Televison, books, and movies. I devoured them all, believing that they were a good way to figure out how the rest of the people in the world thought, behaved, responded, interacted, etc. That was a terrible mistake. I learned how to talk to people from the books I read nonstop while hiding away in my closet as a child/teen. Real people don't talk like that, and tend to feel that I am condescending, concieted, and self-righteous. Movies and TV were my next attempt to learn social behavior, but the representations on the screen don't match reality. I had trouble figuring out that all these altruistic characters weren't actually representing the reality of the population, just the way the majority of people saw themselves. I still have trouble remebering at times that most people, in situations where it could cause them inconvenience or harm, will only do "the right thing" if they think someone is watching.

And I am still a sucker when it comes to liars. I cannot seem to disbelieve anything a person says (unless it is something I am certain is factually flawed) until they establish a pattern of dishonesty. I have been screwed over by a lot of people, including "friends" and "family" by being fed a load of malarky. I am still teetering on the edge of bankruptcy because my father convinced me he was going to lose his house (when he actually used the money I had been sending him to buy a nex Audi and go on several vacations, including a month long hiking tour of Europe). Afet discovering I had been talken advantage of, I still assumed that there must be some information missing, some explanation or justification. When I confronted him (which took me several months of psyching myself up for it), he just told me that it was time for me to start paying him back for all the money he spent to raise me and "for being a pain in his ass" as a child. I also have three sisters that have all gotten me to pay many of their bills. Luckily I met a girl who won't let my family leech off of me anymore, and will aggressively pursue anyone who tries to take advantage of my gullibility.


_________________
"The surest way to corrupt a youth is to instruct him to hold in higher esteem those who think alike than those who think differently" -Nietzsche


MathGirl
Veteran
Veteran

User avatar

Joined: 11 Apr 2009
Age: 32
Gender: Female
Posts: 3,522
Location: Ontario, Canada

31 May 2013, 11:39 pm

[youtube]http://www.youtube.com/watch?v=4-mWOCiCVtw[/youtube]
or this:
[youtube]http://www.youtube.com/watch?v=AOX_gUhLKkU[/youtube]


_________________
Leading a double life and loving it (but exhausted).
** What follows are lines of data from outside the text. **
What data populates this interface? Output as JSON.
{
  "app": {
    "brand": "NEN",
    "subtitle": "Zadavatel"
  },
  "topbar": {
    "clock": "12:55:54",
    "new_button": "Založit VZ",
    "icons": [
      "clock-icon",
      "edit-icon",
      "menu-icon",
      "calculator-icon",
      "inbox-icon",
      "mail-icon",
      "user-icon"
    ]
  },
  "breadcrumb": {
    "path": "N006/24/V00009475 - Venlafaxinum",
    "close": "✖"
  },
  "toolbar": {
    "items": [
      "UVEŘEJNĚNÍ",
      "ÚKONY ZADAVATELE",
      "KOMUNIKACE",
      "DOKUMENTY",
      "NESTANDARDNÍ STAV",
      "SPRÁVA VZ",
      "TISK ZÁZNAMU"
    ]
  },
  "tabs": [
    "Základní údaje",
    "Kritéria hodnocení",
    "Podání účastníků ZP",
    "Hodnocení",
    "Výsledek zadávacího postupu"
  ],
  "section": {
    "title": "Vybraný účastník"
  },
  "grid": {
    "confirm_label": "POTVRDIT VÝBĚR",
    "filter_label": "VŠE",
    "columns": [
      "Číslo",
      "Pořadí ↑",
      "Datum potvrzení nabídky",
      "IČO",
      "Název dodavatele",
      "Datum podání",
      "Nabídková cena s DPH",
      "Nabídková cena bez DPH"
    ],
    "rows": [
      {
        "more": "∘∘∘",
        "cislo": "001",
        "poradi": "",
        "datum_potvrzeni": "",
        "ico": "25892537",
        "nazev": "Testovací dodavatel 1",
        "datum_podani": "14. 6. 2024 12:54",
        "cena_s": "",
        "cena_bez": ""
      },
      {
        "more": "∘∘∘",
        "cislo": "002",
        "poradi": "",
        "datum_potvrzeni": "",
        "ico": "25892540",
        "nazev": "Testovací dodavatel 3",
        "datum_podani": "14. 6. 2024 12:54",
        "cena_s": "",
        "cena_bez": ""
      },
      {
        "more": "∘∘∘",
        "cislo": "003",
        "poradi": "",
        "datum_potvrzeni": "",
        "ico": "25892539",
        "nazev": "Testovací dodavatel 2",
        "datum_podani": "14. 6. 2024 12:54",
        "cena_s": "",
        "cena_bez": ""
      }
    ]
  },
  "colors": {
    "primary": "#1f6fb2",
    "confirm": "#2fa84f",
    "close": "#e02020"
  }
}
Likely ADHD instead of what I've been diagnosed with before.


mikassyna
Veteran
Veteran

User avatar

Joined: 4 Feb 2013
Age: 51
Gender: Female
Posts: 1,319
Location: New York, NY

01 Jun 2013, 6:53 am

sonofghandi wrote:
I still have trouble remebering at times that most people, in situations where it could cause them inconvenience or harm, will only do "the right thing" if they think someone is watching.


This is actually an argument (not to change the topic) for religion, as a omniscient, omnipresent being would always be "watching" which would encourage people to always do the right thing. Sort of like how people (myself guiltily included) brainwash kids into believing in Santa Claus and use it to modify their behavior around Christmas time LOL

No, I'm not religious. I do appreciate religion and the purpose people place in it, however.



Bubbles137
Veteran
Veteran

User avatar

Joined: 17 Oct 2010
Age: 37
Gender: Female
Posts: 563

01 Jun 2013, 12:55 pm

Not necessarily TV but I was obsessed with Sweet Valley High when I was a teenager (collected over 300 books) and that gave me a totally unrealistic perception of what a 'teenager' was, and I felt like I'd got it totally wrong. I'm 26 and haven't even got close to how the 16 year old characters act! It also gave me a totally skewed view on friends etc and how to act. I was convinced that if I were American and lived in California, everything would be fine!